Last month I went to hear Antanas Sileika talk to AgataTuszyńska about her newly released memoir Family History of Fear. Tuszyńska is a Polish journalist, biographer, and poet.

She was in Toronto at the Harbourfront Centre’s International Festival of Authors (IFOA) to promote the English translation of the book that was originally published in 2005. The memoir is about her peculiar and painful growing up when her Jewish side was deliberately and rather forcefully hidden.

Tuszyńska was born to a Jewish mother Halina Przedborska, and an Orthodox Christian father, Bogdan Tuszyński. She has devoted considerable time and effort to record the rapidly vanishing Jewish presence from Poland’s mainstream. Her works include a biography of Issac Bashevis Singer (Singer: Landscapes of Memory), a controversial biography of Vera Gran (The Accused), for which the subject dragged the author to court,  

Sileika, author of three novels, including the highly acclaimed Underground, is a polished interviewer. His seemingly innocuous questions to Tuszyńska invariably resulted in soul searing responses.

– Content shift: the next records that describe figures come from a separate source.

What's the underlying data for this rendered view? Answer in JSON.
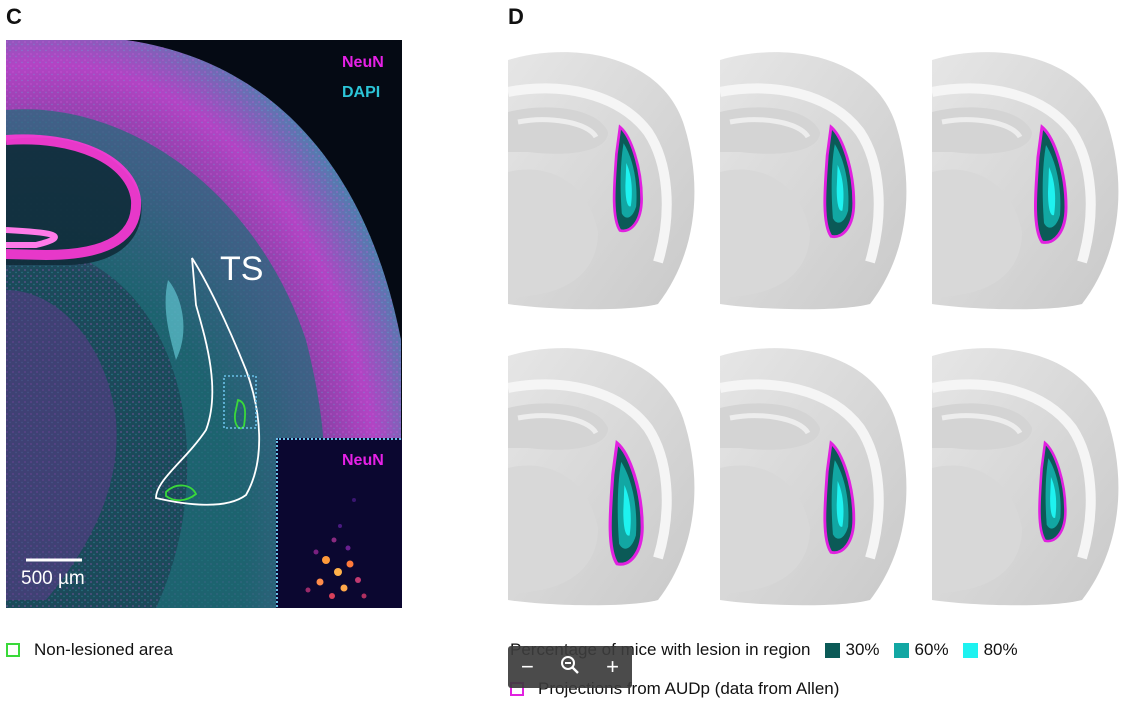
{
  "panels": {
    "c": {
      "letter": "C",
      "stain_1": "NeuN",
      "stain_2": "DAPI",
      "region_label": "TS",
      "scale_bar": "500 µm",
      "inset_label": "NeuN",
      "legend": "Non-lesioned area"
    },
    "d": {
      "letter": "D",
      "legend_title": "Percentage of mice with lesion in region",
      "levels": [
        {
          "label": "30%",
          "color": "#0b5a57"
        },
        {
          "label": "60%",
          "color": "#12a7a3"
        },
        {
          "label": "80%",
          "color": "#1ef2f0"
        }
      ],
      "projection_legend": "Projections from AUDp (data from Allen)"
    }
  },
  "colors": {
    "neun": "#e621e6",
    "dapi": "#2cc5d8",
    "non_lesioned": "#3ad93a",
    "projection": "#e121e0"
  },
  "zoom_controls": {
    "minus": "−",
    "zoom_icon": "magnifier-minus-icon",
    "plus": "+"
  }
}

“I wasn’t allowed to openly say that I was partly Jewish,” she said. To resolve this contradictory identity, she decided to write a memoir.  Some of her friends were aware of her identity, as was her late husband, too, and was a vociferous supporter of Tuszyńska attempt to record her life. “To come out of the closet, so to speak, about my Jewish identity was important not only to me, but also to so many others like me,” she said.

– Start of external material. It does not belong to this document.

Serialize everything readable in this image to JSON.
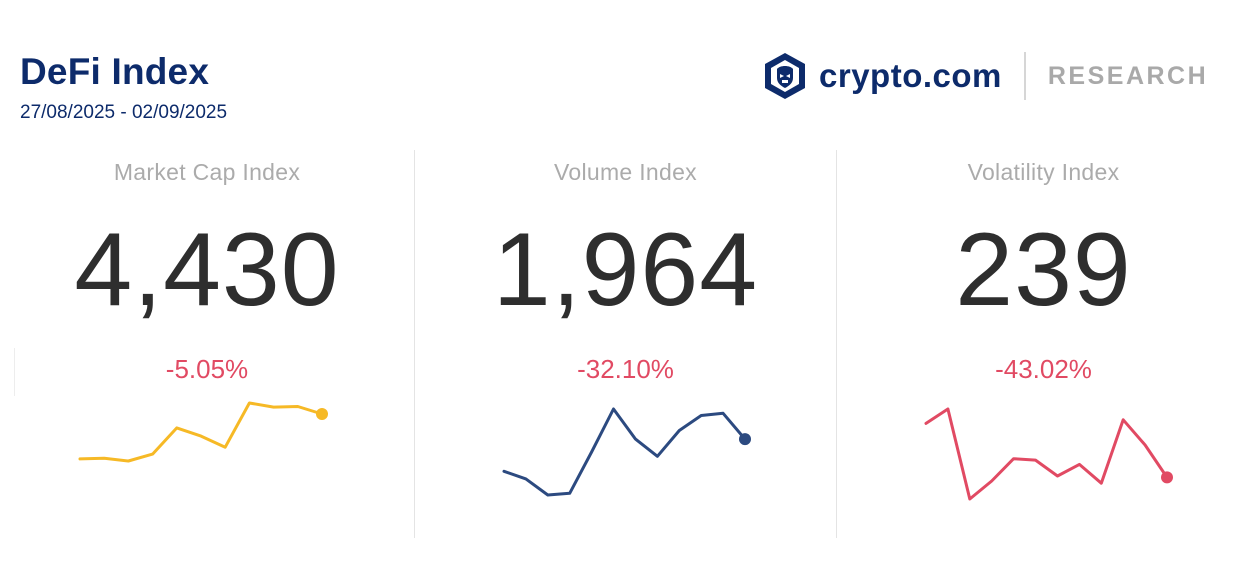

She had to face prejudice, even from her father, even as her mother would quietly assure her that Tuszyńska was indeed a Jew. Her parents were famous, her father was a sport journalist, and a historian with an illustrious career, and her mother was also a journalist.

They separated when she Tuszyńska was six. She recalled, at that young age, she wasn’t willing to accept this separation, and would leave her dad’s shoes outside the door to show the other children that “he was still with me.”

Sileika asked her why she wasn’t as evocative describing her Polish heritage as her Jewish heritage, and that post-war Poland wasn’t a terribly happy place, but that period in the memoir is of happy times. Tuszyńska said both her parents were socialists, who were determined, like most of that generation, to build a new Poland. Of course, their aspirations were throttled by the overbearing presence and overarching control by the Soviet Union.

Tuszyńska’s mother never spoke about her mother (Tuszyńska’s grandmother) for many years, but then opened up to her daughter to tell her about her grandmother’s tragic death in October 1944 (Poland was liberated in January 1945).

Tuszyńska explained that in the memoir she created her grandmother’s character from her purse, which was the only thing that Tuszyńska’s mother had saved. What the purse contained was both shocking and revelatory. Everything thing in the purse was false: the documents, an envelope with a stamp that had Hitler’s face, and a photo of Jesus Christ. She was ready to escape the ghetto, but the Nazis had other plans.  Tuszyńska said it is ironic that the only proof of her grandmother’s existence is the false papers. Her husband, Tuszyńska’s grandfather, survived the war, but never spoke about the tragedy.

Marriages and unions where religion and race come together are fairly commonplace these days, especially in Canada, where immigrants from across the world live together to create a unique Canadian identity that valiantly attempts to rise above the narrow confines of faith and colour. And yet, each of this union is unique and has its own moments of little glories and major crises. Each is worth a book, at least.